Not sure I can agree with you on the valuation of the cash, though. For investors, a company's cash assets (and all of their other assets, liquid or otherwise) are little more than balance sheet abstractions unless the cash is used to return equity either in the form of dividends or buybacks. Investors have no access to it any other way.
Cash adds to a company's market value (and debt subtracts from it) and can be used as leverage but only if it were to be bought out entirely by another company. Apple isn't a takeover target though and short of it becomings one (highly unlikely) that cash might as well be on Mars as far as investors are concerned. What it represents to investors is the tantalizing possibility of equity return that the company may or may not provide. How does the market value that? Not so readily.

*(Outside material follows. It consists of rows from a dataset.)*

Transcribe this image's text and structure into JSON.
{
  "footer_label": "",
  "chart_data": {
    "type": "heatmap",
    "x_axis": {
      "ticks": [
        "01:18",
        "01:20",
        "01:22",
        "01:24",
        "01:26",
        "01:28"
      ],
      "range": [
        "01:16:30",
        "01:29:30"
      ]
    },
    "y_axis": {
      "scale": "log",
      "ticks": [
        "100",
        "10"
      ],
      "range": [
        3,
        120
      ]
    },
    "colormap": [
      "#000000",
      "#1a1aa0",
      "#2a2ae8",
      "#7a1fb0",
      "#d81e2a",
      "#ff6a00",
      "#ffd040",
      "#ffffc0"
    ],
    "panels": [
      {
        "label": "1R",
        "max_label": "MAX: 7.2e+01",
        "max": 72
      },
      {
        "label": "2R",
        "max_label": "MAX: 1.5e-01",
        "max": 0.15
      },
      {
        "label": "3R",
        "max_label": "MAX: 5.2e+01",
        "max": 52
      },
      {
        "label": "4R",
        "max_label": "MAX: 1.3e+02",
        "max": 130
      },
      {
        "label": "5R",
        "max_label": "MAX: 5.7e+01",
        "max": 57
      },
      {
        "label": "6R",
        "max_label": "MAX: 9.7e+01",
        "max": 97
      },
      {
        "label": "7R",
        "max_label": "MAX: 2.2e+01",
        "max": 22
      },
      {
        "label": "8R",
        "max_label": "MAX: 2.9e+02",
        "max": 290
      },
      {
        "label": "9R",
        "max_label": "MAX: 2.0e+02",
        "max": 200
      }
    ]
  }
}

What this really brings up is the value and purpose of a tax holiday. Moving retained earnings from overseas to the U.S. does nothing if it isn't used for some purpose here that it could not be used for if it was held outside the country. Ideally it is put to work on capital investment, but I think we all know Apple doesn't have the sorts of opportunities that would soak up tens of billions in capital. The only other use is equity return to stockholders, which serves mainly to comfort the already comfortable. I would not refuse the money obviously but I can also see that it's smoke-and-mirrors economics if it's sold as anything but yet another round of trickle-down. In practice this is a great strategy for further enriching the already rich and a terrible way to benefit anyone else.